My work investigates the emotional and environmental tension between the highly underdefined, low-dimensionality of screen-based media and staged, installed, fast, and bright projected light’s interaction with material.
I’ll first half-jokingly jump into a broader point that my work is more grounded in the entire safely accessible EM spectrum more so than just what is perceivable by the human eye. Our own bodies’ receivers are no longer the limits of our societies’ cultures, powers, and control systems, so the discourse of material, space, time, and energy can expand accordingly. The skies are the limits.

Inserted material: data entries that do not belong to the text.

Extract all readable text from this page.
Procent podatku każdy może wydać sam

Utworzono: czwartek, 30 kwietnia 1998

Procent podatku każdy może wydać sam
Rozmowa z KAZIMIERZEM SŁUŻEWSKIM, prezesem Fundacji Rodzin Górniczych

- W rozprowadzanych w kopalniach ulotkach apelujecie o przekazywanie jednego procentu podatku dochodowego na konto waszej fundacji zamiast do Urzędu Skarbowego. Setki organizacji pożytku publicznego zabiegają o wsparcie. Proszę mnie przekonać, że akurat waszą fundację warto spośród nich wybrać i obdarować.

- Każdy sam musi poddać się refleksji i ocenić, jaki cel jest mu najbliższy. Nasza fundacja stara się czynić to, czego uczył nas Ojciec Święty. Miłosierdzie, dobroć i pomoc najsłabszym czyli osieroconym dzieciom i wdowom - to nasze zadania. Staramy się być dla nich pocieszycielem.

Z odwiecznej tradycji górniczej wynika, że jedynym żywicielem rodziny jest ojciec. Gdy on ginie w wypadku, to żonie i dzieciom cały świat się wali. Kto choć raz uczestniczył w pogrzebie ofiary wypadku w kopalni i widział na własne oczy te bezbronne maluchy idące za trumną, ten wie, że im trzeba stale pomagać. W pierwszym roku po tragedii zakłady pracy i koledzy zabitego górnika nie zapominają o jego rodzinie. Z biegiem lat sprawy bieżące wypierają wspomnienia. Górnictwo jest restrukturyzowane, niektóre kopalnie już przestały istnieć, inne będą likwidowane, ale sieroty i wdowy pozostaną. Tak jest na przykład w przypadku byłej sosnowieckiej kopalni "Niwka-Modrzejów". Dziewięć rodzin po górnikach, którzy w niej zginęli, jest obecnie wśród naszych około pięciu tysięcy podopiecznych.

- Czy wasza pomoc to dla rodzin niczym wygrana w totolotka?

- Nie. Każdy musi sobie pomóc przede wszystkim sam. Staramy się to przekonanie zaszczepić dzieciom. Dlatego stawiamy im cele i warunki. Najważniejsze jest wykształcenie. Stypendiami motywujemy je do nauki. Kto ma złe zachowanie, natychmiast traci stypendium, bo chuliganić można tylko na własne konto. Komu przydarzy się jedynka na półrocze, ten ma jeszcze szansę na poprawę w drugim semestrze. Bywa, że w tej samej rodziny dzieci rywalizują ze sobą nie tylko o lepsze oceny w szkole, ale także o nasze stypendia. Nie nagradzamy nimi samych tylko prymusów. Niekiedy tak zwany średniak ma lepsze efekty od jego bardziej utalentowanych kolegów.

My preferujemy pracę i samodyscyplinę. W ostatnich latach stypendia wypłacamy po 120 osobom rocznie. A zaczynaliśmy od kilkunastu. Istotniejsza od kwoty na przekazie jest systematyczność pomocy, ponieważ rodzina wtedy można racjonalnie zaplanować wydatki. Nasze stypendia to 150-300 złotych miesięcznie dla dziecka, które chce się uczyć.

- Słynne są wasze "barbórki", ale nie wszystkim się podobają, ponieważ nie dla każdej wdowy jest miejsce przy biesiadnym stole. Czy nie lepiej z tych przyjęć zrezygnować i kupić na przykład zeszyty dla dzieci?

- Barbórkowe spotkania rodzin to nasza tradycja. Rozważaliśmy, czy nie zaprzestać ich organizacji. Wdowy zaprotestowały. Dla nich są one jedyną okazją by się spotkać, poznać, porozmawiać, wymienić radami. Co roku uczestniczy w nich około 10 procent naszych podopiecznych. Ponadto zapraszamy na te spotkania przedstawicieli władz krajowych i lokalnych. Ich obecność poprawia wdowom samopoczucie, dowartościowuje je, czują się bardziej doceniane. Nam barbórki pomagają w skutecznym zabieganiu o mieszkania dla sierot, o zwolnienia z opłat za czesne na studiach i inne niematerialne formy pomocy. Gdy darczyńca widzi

But speaking to the human eye, light based media pushes and pulls at the limits of our personal experiences with the geometry of space and time, The in-person experience of Nine Degrees of Freedom is unphotographable and transformed completely by videography. Artefacts of the projection technology create scrolling bars, raster tearing, and other framerate beat frequency effects that reveal the specifics of the camera technology that are normally hidden by their ubiquity. Some image stabilization algorithms encode stutters in the framing, other autofocus and auto-exposure systems oscillate continuously between extremes, while the camera’s exact position in gallery space produces repeatable, but chaotic recordings that look nothing like reality.
Ed Bear, 2020
Ed Bear [b. 1983, he/they] is an American performing artist and engineer. His work with robotics, sound, video, transmission and collective improvisation investigates the questionable calibration of social relationships with material technology. As an educator and designer committed to an equitable, open source world, he researches and practices material reuse as a civil responsibility. He has toured extensively in North America and Europe as a musician and teacher.
In 2009 and 2010 he received NSF and other funds to study e-waste streams as educational resources, software defined radio, and novel energy harvesting using ionic polymer metal composites. As a research specialist at the Lighting Research Center in 2012 and 2013, he developed solutions control of emerging solid-state lighting systems for multiple markets with funding from the Environmental Protection Agency. Until 2019, he worked with littleBits, Inc. on gender-neutral, modular electronics education and founded Kin Circuits after leaving. He was a 2019 Pioneer Works resident, a 2017 Harvestworks and Signal Culture, 2016 Unit 11, 2015 WaveFarm, and 2012 LMCC SwingSpace artist-in-residence, a 2010 free103point9 AIRtime fellow and received the 2008 Roulette Emerging Composer Commission. His music is available on Peira, Azul Discographica, Ever/Never, Roar Tapes, and several other record labels.